Las Vegas Sun

April 23, 2024

Nuts about the King of Pop

Fashion designer Andre Van Pier wants to build a robot Michael Jackson. Two, actually.

The first one exists in pencil-sketch form only at the moment. When Jackson returns to the stage, in a "thunder and lightning comeback" which Van Pier says will happen any day now, the robot will dance with Michael. It will look sort of like a muscular comic-book action hero and have lasers shooting from its eyes.

The other robot, which you may have heard of, will be 60 feet tall. It would broadcast Michael Jackson's entire musical catalogue in "ultrasound waves." People could touch the robot and change what it was broadcasting. They could also talk to it, and it would talk back. It would, of course, have the requisite eye lasers.

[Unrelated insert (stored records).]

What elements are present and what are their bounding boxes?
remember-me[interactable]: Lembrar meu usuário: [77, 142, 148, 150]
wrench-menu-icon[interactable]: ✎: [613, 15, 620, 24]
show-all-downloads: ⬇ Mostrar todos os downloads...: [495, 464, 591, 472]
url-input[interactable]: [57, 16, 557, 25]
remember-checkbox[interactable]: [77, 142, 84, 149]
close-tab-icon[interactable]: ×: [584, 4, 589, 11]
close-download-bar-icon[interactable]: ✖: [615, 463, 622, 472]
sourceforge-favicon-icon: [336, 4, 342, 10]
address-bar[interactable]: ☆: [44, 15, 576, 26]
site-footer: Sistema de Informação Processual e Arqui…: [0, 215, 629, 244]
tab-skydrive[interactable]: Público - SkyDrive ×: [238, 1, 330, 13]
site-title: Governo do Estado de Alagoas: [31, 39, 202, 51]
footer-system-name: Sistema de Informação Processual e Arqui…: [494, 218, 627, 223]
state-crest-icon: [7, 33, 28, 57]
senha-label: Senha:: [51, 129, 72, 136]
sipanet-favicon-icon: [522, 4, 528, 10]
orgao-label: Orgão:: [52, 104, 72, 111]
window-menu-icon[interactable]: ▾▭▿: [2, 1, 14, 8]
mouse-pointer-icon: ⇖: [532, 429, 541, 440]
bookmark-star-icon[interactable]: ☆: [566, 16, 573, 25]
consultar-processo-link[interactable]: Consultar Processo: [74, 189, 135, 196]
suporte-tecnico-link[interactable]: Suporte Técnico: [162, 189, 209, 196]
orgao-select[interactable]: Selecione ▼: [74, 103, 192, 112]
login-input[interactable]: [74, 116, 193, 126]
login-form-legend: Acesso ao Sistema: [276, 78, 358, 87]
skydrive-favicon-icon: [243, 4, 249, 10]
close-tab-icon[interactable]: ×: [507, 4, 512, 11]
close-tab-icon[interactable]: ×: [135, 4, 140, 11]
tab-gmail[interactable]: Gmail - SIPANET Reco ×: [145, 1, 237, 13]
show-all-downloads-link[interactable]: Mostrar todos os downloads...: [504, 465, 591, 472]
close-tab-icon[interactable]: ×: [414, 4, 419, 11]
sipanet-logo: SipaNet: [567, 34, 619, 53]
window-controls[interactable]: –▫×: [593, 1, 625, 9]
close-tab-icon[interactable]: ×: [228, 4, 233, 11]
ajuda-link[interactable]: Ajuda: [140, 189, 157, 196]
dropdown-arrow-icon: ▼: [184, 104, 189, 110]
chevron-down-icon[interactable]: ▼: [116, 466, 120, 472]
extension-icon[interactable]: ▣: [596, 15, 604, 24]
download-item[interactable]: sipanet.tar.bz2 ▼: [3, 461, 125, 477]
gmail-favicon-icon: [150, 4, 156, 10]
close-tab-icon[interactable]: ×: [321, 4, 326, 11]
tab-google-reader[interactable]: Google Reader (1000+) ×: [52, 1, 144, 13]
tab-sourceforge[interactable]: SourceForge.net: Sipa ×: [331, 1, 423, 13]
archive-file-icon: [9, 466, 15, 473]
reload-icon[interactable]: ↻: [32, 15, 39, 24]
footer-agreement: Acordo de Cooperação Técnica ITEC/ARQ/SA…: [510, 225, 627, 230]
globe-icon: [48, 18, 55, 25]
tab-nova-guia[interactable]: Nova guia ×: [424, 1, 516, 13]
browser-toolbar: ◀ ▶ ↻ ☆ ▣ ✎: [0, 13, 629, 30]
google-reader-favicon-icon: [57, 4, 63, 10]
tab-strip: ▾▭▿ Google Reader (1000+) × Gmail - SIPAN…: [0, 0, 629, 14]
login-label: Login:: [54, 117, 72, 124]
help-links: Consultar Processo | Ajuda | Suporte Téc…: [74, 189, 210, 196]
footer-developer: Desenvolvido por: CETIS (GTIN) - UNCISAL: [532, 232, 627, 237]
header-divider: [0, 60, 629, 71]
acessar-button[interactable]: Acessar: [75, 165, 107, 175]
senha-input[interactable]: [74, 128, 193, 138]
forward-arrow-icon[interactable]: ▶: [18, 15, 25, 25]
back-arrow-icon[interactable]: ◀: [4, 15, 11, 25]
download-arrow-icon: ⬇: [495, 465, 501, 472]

Van Pier explained all of this at a news conference Friday afternoon at Planet Hollywood. In a one-bed hotel room strewn with magazine covers, pencil sketches of fashions, and clothes Van Pier claims Jackson wore in music videos.

Back to the big robot. Van Pier isn't sure were he will locate it, maybe in the Mojave or maybe in North Las Vegas. Someplace out of the way, for the sake of the airport and the planes trying to land.

"Also, we don't want the planes to interfere with the robot," Van Pier says.

Oh, and he's going to build the robot out of palladium.

A note about palladium. It's heavy. It's expensive. A 6-inch cube of palladium - and surely you would need more even to plate a 60-foot-tall robot - would weigh about 94 pounds and cost about $564,300.

Van Pier talks in a hard-to-place accent. He waves his arms and bobs his short body up and down. The fashion designer is dressed in white tennis shoes, blue track pants, a green sport shirt with a stain, and a navy blue coat that he calls his signature design. It has a "V" and a "P" made out of rhinestones glued to its breast pocket. Some of the rhinestones have fallen off. He tops the outfit off with a dirty yellow hat.

Van Pier makes some interesting claims about his career as a fashion designer, none of which were verifiable by deadline. He designed not only for Jackson, but also Mick Jagger. He designed Dustin Hoffman's red dress for "Tootsie," though he's not in the credits. He recently sent a robe to first lady Laura Bush, a "very sexy" one.

Lest you think Van Pier is some kind of lone nut, you should know he has a spokesman, Michael C. Luckman, director of the New York Center for Extraterrestrial Research and author of "Alien Rock: The Rock 'n' Roll Extraterrestrial Connection."

But are these guys nuts?

"Yeah, they are," says Van Alexander, a spokesman for Jackson. "There is no 60-foot robot being made of Michael Jackson with his permission."

And Van Pier's claims that he's scheduling a meeting with the Las Vegas Chamber of Commerce to discuss the economic impact of the robot?

"Categorically not true," says spokeswoman Cara Roberts.

And Van Pier's assertion that he helped make the "What happens here, stays here" Las Vegas tourism commercials?

"That name and any of his philosophies of life are not at all familiar to me," says Don Turley of R&R Partners, which made the commercials.

OK, but what about his claim that he's meeting with the "Las Vegas Tourism Board," by which we can only assume he means the Las Vegas Convention and Visitors Authority, to discuss the robot's impact on tourism?

Spokesman Jeremy Handel says no one at the LVCVA had heard from Van Pier.

The robot's impact on tourism?

"I think that's pretty hard to gauge," Handel says.

If we've learned anything from comic books and movies, it's that a 60-foot, laser-equipped robot is bound to run amok, destroying all in its path. What about that?

"I don't think we'd have a position on that," Handel says.

Van Pier admits he hasn't had contact with the Jackson camp, not since maybe 2000. But he has contacts in the industry. When the time comes, Van Pier says he and his robots will be ready for Michael Jackson's Las Vegas spectacular.

"Elvis left a blueprint here about the king," Van Pier says. "And we need a new king."